Vers la fin des années 1970, j’ai senti que je parvenais à la fin de mon cycle des Solid Light Films. J’avais en outre un problème : la lumière que vous voyez est rendue visible de part son contact avec des particules dans l’air. Je montrais mes travaux à New York dans de vieux espaces industriels pleins de poussière, où les gens fumaient également. C’est cette poussière qui rendait visibles les œuvres et possible ce concept de révéler les rayons de lumière projetés en tant qu’objet. Mais cela ne fonctionnait plus dans des espaces muséaux et des galeries où l’air était très propre.
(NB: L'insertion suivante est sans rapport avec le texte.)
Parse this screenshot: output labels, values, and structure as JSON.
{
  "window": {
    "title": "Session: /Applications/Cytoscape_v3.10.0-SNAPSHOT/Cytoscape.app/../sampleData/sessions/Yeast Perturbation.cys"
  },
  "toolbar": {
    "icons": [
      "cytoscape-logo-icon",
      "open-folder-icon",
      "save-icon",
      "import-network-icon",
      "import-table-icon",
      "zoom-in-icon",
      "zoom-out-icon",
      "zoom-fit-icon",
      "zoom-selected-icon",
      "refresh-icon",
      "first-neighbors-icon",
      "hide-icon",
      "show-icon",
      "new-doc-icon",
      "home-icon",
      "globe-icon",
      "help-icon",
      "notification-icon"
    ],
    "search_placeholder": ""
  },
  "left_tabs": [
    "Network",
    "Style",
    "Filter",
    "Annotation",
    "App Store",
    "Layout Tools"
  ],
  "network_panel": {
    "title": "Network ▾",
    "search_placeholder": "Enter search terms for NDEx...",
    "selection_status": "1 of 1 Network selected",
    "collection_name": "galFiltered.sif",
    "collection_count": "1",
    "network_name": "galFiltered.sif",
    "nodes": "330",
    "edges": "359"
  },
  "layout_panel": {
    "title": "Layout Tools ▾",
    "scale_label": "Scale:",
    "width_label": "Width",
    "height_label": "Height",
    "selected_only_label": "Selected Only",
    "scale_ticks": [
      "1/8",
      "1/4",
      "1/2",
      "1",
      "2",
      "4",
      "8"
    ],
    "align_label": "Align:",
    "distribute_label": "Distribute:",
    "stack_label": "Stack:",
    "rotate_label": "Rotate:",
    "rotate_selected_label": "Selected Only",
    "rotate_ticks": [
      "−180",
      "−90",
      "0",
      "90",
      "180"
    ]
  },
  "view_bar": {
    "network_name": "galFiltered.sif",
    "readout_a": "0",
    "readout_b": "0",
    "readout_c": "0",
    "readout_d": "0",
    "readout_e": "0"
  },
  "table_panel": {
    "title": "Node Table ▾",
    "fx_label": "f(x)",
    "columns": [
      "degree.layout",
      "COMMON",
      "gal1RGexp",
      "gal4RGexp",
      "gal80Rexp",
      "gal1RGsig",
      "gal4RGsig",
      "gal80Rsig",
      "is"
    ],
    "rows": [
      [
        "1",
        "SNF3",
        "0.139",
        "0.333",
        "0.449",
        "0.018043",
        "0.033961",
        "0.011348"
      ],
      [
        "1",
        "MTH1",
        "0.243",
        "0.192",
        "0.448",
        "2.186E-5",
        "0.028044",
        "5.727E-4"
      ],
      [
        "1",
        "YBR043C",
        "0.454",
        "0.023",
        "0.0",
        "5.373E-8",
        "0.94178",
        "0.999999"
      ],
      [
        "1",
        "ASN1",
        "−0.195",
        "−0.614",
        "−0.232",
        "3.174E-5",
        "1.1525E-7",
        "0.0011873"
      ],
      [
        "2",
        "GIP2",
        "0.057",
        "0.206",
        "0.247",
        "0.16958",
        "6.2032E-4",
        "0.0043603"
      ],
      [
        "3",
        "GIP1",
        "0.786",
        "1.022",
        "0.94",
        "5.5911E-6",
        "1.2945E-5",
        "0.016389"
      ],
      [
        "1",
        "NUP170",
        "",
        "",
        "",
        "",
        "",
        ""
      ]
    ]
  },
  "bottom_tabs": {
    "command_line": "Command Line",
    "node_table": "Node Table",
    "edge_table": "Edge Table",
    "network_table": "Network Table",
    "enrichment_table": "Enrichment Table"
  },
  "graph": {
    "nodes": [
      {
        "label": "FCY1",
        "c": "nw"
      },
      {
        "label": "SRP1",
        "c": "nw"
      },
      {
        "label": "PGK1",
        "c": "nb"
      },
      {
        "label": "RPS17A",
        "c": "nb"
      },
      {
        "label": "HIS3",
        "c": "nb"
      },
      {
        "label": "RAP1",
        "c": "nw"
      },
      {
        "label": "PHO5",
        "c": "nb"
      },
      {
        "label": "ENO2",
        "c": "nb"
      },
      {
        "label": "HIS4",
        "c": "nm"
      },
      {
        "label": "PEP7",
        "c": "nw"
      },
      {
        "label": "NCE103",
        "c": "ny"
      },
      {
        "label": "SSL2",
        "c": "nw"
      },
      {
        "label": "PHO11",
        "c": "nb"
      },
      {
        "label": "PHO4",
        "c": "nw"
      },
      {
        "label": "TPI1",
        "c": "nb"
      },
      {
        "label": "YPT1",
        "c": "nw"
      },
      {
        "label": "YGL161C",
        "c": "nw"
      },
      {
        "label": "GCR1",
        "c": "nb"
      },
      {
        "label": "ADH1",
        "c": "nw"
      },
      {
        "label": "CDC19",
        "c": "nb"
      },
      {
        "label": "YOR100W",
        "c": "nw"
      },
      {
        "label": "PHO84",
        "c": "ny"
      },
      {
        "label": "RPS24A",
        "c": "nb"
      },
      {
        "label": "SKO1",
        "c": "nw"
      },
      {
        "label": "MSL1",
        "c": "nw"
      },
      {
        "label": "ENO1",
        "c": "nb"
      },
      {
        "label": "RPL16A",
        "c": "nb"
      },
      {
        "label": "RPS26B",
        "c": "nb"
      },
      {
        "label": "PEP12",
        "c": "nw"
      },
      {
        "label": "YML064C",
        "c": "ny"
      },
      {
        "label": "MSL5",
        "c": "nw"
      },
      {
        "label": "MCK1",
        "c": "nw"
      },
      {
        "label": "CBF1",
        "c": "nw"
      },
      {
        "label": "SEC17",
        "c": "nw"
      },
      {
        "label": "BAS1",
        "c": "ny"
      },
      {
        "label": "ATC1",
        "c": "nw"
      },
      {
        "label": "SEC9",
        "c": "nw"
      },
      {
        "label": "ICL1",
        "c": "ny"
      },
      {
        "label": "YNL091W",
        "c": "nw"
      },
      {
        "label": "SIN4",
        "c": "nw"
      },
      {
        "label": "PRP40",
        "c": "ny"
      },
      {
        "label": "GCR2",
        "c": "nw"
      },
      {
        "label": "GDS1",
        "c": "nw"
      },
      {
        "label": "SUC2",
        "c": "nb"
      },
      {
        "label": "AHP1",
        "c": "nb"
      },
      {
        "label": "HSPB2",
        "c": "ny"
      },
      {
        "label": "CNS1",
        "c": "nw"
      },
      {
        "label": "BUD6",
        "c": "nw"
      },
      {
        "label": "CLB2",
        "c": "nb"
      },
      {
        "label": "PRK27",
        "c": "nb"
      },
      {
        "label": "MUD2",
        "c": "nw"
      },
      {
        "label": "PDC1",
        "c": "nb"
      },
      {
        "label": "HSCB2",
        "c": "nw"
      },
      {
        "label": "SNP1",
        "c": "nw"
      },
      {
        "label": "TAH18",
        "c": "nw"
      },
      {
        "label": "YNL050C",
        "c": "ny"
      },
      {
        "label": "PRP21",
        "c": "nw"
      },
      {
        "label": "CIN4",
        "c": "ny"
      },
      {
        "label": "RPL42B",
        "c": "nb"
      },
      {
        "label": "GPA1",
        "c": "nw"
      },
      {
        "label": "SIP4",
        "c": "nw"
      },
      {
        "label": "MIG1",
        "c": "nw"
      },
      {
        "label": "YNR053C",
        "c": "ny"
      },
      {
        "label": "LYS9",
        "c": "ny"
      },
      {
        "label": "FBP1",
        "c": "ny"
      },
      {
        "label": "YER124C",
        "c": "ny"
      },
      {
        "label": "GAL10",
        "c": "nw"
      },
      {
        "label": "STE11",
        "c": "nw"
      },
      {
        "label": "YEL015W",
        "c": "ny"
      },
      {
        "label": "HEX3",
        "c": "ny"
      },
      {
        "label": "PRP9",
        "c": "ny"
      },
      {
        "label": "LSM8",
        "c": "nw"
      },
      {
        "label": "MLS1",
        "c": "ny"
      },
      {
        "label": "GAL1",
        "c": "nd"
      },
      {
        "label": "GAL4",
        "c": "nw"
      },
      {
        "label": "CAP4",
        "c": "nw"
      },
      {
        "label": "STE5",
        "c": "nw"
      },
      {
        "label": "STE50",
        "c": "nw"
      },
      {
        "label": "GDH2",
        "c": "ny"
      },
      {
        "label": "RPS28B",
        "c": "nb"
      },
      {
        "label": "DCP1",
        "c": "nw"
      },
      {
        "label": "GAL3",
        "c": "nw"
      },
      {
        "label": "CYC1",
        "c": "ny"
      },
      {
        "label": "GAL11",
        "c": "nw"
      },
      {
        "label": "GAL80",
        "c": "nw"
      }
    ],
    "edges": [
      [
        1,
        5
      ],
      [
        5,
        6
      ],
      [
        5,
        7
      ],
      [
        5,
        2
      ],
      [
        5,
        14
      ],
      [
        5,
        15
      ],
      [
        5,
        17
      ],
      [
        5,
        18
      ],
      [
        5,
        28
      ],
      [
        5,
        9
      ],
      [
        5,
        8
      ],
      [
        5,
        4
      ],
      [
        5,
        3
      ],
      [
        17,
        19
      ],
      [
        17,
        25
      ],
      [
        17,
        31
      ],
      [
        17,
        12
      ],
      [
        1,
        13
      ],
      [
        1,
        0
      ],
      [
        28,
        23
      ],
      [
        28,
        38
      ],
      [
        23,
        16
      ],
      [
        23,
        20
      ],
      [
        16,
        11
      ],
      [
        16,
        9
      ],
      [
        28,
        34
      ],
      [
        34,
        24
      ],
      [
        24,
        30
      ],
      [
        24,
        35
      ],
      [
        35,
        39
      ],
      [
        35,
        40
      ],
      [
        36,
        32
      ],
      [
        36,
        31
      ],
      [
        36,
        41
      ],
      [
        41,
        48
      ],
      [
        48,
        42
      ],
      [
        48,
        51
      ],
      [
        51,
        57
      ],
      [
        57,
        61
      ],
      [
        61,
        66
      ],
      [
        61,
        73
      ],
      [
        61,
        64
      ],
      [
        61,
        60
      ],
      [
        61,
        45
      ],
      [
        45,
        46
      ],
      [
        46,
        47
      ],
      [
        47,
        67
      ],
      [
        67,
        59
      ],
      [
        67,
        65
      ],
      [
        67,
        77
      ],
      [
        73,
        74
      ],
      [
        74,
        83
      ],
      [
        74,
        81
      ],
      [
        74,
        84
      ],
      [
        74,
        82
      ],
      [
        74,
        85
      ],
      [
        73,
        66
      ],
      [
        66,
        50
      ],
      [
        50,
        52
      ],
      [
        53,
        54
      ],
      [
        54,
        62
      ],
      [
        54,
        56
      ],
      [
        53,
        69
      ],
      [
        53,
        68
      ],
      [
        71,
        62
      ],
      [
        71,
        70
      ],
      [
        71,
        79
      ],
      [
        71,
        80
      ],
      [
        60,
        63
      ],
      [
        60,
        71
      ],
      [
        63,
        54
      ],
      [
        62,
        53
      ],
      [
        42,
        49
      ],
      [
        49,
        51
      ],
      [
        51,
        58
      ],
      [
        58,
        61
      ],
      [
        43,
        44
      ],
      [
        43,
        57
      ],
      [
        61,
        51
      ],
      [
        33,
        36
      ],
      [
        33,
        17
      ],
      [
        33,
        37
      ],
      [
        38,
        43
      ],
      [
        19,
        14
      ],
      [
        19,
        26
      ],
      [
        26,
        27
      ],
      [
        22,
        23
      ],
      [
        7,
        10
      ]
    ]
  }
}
De plus, faire des films d’avant-garde dans les années 1970 n’était pas une très bonne décision en termes de carrière. Les galeries, de manière idéologique, ne montraient pas d’œuvres basées sur le temps, mais des objets sur le sol et les murs. Des choix totalement confirmés par les critiques et l’establishment de l’époque. J’ai voulu faire la distinction entre un art qui bouge et un qui ne bouge pas, comme dans Long Film for Ambient Light (1975). Puis j’ai cessé ces activités et je me suis lancé dans le design graphique et l’édition de publications artistiques, ce qui a très bien marché.
Au milieu des années 1990, l’art vidéo est devenu très important, avec des niveaux de qualité divers. Je crois que c’est à ce moment-là que j’ai recommencé à penser faire de l’art.
Avec les Solid Light Films, en passant de la deuxième à la troisième dimension, vouliez-vous rendre le cinéma sculptural ?
Je ne pense pas que je pouvais articuler cette question à cette époque. C’est quelque chose que j’ai compris après l’avoir fait. Je crois que j’ai pensé explicitement aux problèmes de la sculpture en abordant ma nouvelle période de travail, même si je vois bien que certaines œuvres anciennes étaient engagées dans une voie sculpturale. La problématique sur laquelle je travaille aujourd’hui se situe exactement entre la sculpture, le cinéma et le dessin. Je peux me déplacer très confortablement autour de ce triangle, mais c’était implicite dans les années 1970.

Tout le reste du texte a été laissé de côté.